What about those unknown victims? Where are those who could not flee to United States and France? Those who are evicted every month from their lands, abused every moment of their human rights and silenced by ignorance and poverty? Those who remained in Cambodia and are really working in their re-construction?
Update 1, 10.06.10. Recently the Cambodia Documentary Center (DC-Cam), was supporting the claim of the ‘victims of the Khmer Rouge’ to ask their ‘rights’ to the International Tribunal. It is like this: the victims are satisfied that the survival Khmer Rouge leaders are being sentenced, but it is not enough. They would need attention (money), psychologists (money), medical services (money), attention to their families (money) and many other things to ‘help them’ in the overcoming of their traumas, of course, DC-Cam will see for it, to be ‘near the victims.’ The question is this one –> Who is a victim of the Khmer Rouge? For me, all Cambodians were victims of the Khmer Rouge. All Cambodians were enslaved in agrarian concentrations camps, all of them saw how their relatives and friends were shot in the forests, too many of them ran to refugee camps and, the same Khmer Rouge cadres, most of them children and teenagers, were victims of a brainwashing… Therefore, all Cambodians, the almost 15 million living now in this country, are victims of the Khmer Rouge regime. The funds for this too expensive tribunal could go into development and not for the creation of a well-off privileged group inside the Cambodian society.
Albeiro,
Thank you for your response and I apologize if I was rude. I appreciate you de-tagging Ly from the post. He is unaware of your blog so no harm done!
Elizabeth
Dear Elizabeth, thanks for your feedback. In consideration for your point of view, I removed the text that mentions Mr. Ly Hov Khol and you are completely right: my idea of him comes exclusively from what I read on the media on his case. The idea of the article is to call the attention of how some people try to manipulate history in their benefit. It is not only of Cambodia, but everywhere. During the Khmer Rouge regime, practically all Cambodians were victimized in one and other way. It is what I want to say. Please bring my kind greetings to Mr. Ly Hov Khol and my apologizes if by using his name and case I offended him and his family. Best regards, Albeiro R.

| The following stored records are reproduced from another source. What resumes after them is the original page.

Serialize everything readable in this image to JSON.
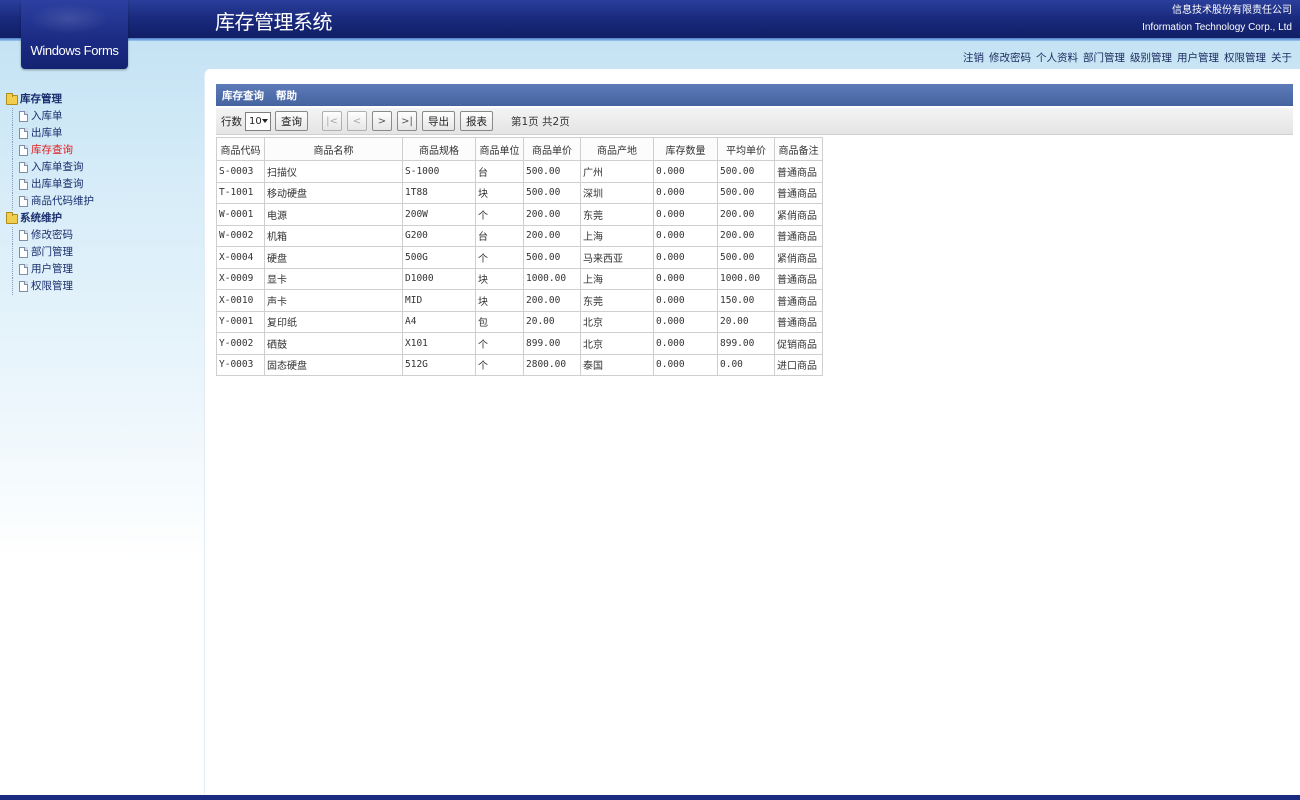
{
  "header": {
    "logo_text": "Windows Forms",
    "app_title": "库存管理系统",
    "company_cn": "信息技术股份有限责任公司",
    "company_en": "Information Technology Corp., Ltd"
  },
  "topnav": [
    "注销",
    "修改密码",
    "个人资料",
    "部门管理",
    "级别管理",
    "用户管理",
    "权限管理",
    "关于"
  ],
  "tree": {
    "groups": [
      {
        "label": "库存管理",
        "items": [
          "入库单",
          "出库单",
          "库存查询",
          "入库单查询",
          "出库单查询",
          "商品代码维护"
        ]
      },
      {
        "label": "系统维护",
        "items": [
          "修改密码",
          "部门管理",
          "用户管理",
          "权限管理"
        ]
      }
    ],
    "active_item": "库存查询"
  },
  "panel": {
    "tabs": [
      "库存查询",
      "帮助"
    ]
  },
  "toolbar": {
    "rows_label": "行数",
    "rows_value": "10",
    "query_btn": "查询",
    "first_btn": "|<",
    "prev_btn": "<",
    "next_btn": ">",
    "last_btn": ">|",
    "export_btn": "导出",
    "report_btn": "报表",
    "page_info": "第1页  共2页"
  },
  "table": {
    "columns": [
      "商品代码",
      "商品名称",
      "商品规格",
      "商品单位",
      "商品单价",
      "商品产地",
      "库存数量",
      "平均单价",
      "商品备注"
    ],
    "rows": [
      [
        "S-0003",
        "扫描仪",
        "S-1000",
        "台",
        "500.00",
        "广州",
        "0.000",
        "500.00",
        "普通商品"
      ],
      [
        "T-1001",
        "移动硬盘",
        "1T88",
        "块",
        "500.00",
        "深圳",
        "0.000",
        "500.00",
        "普通商品"
      ],
      [
        "W-0001",
        "电源",
        "200W",
        "个",
        "200.00",
        "东莞",
        "0.000",
        "200.00",
        "紧俏商品"
      ],
      [
        "W-0002",
        "机箱",
        "G200",
        "台",
        "200.00",
        "上海",
        "0.000",
        "200.00",
        "普通商品"
      ],
      [
        "X-0004",
        "硬盘",
        "500G",
        "个",
        "500.00",
        "马来西亚",
        "0.000",
        "500.00",
        "紧俏商品"
      ],
      [
        "X-0009",
        "显卡",
        "D1000",
        "块",
        "1000.00",
        "上海",
        "0.000",
        "1000.00",
        "普通商品"
      ],
      [
        "X-0010",
        "声卡",
        "MID",
        "块",
        "200.00",
        "东莞",
        "0.000",
        "150.00",
        "普通商品"
      ],
      [
        "Y-0001",
        "复印纸",
        "A4",
        "包",
        "20.00",
        "北京",
        "0.000",
        "20.00",
        "普通商品"
      ],
      [
        "Y-0002",
        "硒鼓",
        "X101",
        "个",
        "899.00",
        "北京",
        "0.000",
        "899.00",
        "促销商品"
      ],
      [
        "Y-0003",
        "固态硬盘",
        "512G",
        "个",
        "2800.00",
        "泰国",
        "0.000",
        "0.00",
        "进口商品"
      ]
    ]
  },
  "colors": {
    "header_bg": "#1a2a7e",
    "panel_head_bg": "#45639f",
    "active_link": "#e02020"
  }
}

I randomly came across your blog and would like to correct you on your claim that Ly Hov Khol looks for compassion for being a victim of the Khmer Rouge. Obviously, you don’t know him. You read an article in which the author states a fact: “Ly Hov Khol was a young child when he and his family fled the “killing fields” in Cambodia in the late 1970s,” and used that as an assertion to your claim that the victims expect to receive a free hamburger for the trauma they’ve been through.
I DO know Ly Hov Khol and he is a good man who doesn’t live in the past. Please don’t throw his name around like you have any clue who he is.